About occupational radiation exposure
Some Canadian workers may be exposed to radiation in the course of their daily work activities. It is therefore important for workers, especially pregnant women, to limit their exposure to radiation in their workplaces.
On this page:
- Occupational exposure
- Pathways of exposure
- Minimizing risk of occupational radiation exposure
- Monitoring workplace radiation exposure
- More information
Ionizing radiation is the type of radiation to which people who work in the nuclear industry or around x-ray equipment in medical institutions or laboratories are exposed.
A millisievert (mSv) is the unit used to measure the amount of radiation received. The amount of natural background radiation you receive each year in Canada is between 2 and 4 mSv.
The maximum amount of radiation people are allowed to receive in the workplace is regulated. The Canadian Nuclear Safety Commission sets a limit of 50 mSv in a single year and 100 mSv over 5 years (a 20 mSv per year average).
The limit for a pregnant worker, once pregnancy has been declared, is 4 mSv for the remainder of the pregnancy.
Provinces also have workplace radiation protection regulations, which vary from province to province. Radiation exposure limits are also set under the Canada Labour Code.
These various regulations and safe practices ensure that most people who are exposed to workplace radiation receive far below 20 mSv per year. While exposure levels vary by job, the average yearly radiation exposure of a monitored worker is about 0.3 mSv.
Pathways of exposure
There are two ways, or pathways that people can be exposed to radiation:
- Internal exposure occurs when radioactive dust or gases get inside the body and irradiate it from within. Radioactive particles can be inhaled, ingested or absorbed through the skin.
- External exposure occurs when a person has been physically close to a source of radiation. The penetrating radiation emitted by the source travels through the air and irradiates the person.
Knowing the pathway by which a person was exposed is important for determining the radiation dose received and appropriate monitoring is available for each of these pathways.

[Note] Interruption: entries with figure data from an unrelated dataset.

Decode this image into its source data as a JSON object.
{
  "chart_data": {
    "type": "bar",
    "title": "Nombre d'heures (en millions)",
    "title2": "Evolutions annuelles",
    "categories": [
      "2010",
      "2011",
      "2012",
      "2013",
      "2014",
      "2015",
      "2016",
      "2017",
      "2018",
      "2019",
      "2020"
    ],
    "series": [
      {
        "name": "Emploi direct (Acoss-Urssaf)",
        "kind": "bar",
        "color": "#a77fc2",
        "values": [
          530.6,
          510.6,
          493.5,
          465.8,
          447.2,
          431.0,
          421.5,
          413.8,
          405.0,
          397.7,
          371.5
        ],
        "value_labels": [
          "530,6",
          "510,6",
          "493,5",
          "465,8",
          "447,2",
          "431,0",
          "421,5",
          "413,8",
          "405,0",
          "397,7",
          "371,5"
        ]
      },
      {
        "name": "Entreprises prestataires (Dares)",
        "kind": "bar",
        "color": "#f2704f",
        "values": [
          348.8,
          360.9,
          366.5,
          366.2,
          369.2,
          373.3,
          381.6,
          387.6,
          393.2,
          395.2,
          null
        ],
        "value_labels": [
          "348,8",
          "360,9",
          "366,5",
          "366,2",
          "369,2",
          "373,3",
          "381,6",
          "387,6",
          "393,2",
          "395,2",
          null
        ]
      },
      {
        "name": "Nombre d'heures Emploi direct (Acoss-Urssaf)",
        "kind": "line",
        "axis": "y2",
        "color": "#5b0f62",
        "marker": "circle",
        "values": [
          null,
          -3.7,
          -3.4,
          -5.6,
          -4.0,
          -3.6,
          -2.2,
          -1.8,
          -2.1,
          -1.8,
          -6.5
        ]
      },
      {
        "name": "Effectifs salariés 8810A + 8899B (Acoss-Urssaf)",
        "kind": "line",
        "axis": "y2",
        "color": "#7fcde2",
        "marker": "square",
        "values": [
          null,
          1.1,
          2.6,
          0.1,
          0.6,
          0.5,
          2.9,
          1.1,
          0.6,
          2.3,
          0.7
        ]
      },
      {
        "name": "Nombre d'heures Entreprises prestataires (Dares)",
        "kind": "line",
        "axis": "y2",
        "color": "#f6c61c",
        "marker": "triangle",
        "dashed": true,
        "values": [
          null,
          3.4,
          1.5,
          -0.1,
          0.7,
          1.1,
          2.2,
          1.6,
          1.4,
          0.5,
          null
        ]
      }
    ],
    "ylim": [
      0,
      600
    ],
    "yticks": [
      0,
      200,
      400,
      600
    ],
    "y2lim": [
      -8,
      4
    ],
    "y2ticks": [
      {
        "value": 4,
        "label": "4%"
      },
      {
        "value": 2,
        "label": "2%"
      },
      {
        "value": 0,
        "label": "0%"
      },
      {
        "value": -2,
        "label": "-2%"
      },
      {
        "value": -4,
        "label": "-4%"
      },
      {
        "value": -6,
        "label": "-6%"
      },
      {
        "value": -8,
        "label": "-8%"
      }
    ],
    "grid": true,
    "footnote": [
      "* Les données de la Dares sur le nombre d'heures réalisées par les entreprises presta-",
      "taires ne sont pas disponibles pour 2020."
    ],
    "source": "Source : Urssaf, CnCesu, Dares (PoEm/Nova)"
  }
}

Minimizing risk of occupational radiation exposure
Many people who are exposed to radiation in the workplace wear a dosimeter, a badge that measures the accumulated exposure to radiation over a period of time, usually three months. A dosimeter can help ensure that best practices are followed to keep doses as low as can reasonably be achieved. Dosimeters are inexpensive and most employers supply them to workers exposed to radiation. In some jurisdictions dosimeters are required. A dosimeter will allow you monitor your exposure to radiation on a regular basis and will help occupational health specialists assess the risk in case of accidental exposure.
If you are pregnant, or thinking about becoming pregnant, you might also want to consider taking the following steps:
- Find out from your employer whether you should be wearing a personal dosimeter, if it is not already a requirement in your job.

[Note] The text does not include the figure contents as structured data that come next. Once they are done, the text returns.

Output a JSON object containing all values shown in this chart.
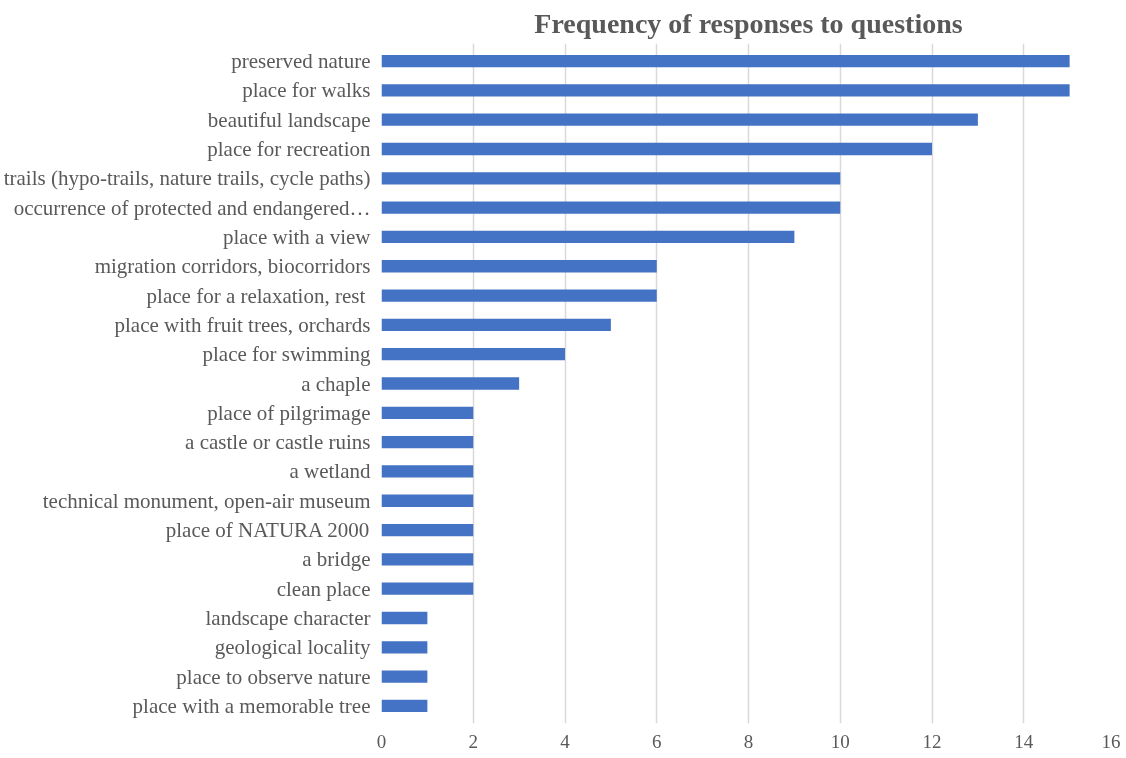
{
  "chart_data": {
    "type": "bar",
    "orientation": "horizontal",
    "title": "Frequency of responses to questions",
    "categories": [
      "preserved nature",
      "place for walks",
      "beautiful landscape",
      "place for recreation",
      "trails (hypo-trails, nature trails, cycle paths)",
      "occurrence of protected and endangered…",
      "place with a view",
      "migration corridors, biocorridors",
      "place for  a relaxation, rest",
      "place with fruit trees, orchards",
      "place for swimming",
      "a chaple",
      "place of pilgrimage",
      "a castle or castle ruins",
      "a wetland",
      "technical monument, open-air museum",
      "place of NATURA 2000",
      "a bridge",
      "clean place",
      "landscape character",
      "geological locality",
      "place to observe nature",
      "place with a memorable tree"
    ],
    "values": [
      15,
      15,
      13,
      12,
      10,
      10,
      9,
      6,
      6,
      5,
      4,
      3,
      2,
      2,
      2,
      2,
      2,
      2,
      2,
      1,
      1,
      1,
      1
    ],
    "color": "#4472c4",
    "xlim": [
      0,
      16
    ],
    "xticks": [
      0,
      2,
      4,
      6,
      8,
      10,
      12,
      14,
      16
    ],
    "grid": "x"
  }
}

- During the course of your pregnancy, have your dosimeter badge processed every two weeks, instead of at the usual 3 month intervals.
- Discuss ways of reducing your exposure with your employer. Your employer may be able to re-assign some of your tasks or rotate staff.
- For some tasks, using a lead apron may be useful in reducing unnecessary exposure to the fetus.
Monitoring workplace radiation exposure
The National Calibration Reference Centre for Bioassay and In Vivo Monitoring (NCRC) provides high quality intercomparison programs to validate measurement of internal ionizing radiation exposure of workers.
The National Dose Registry (NDR) is a centralized radiation dose record system operated by Health Canada which contains dose records of all monitored radiation workers in Canada.
The National Dosimetry Services (NDS) provides occupational monitoring for external ionizing radiation.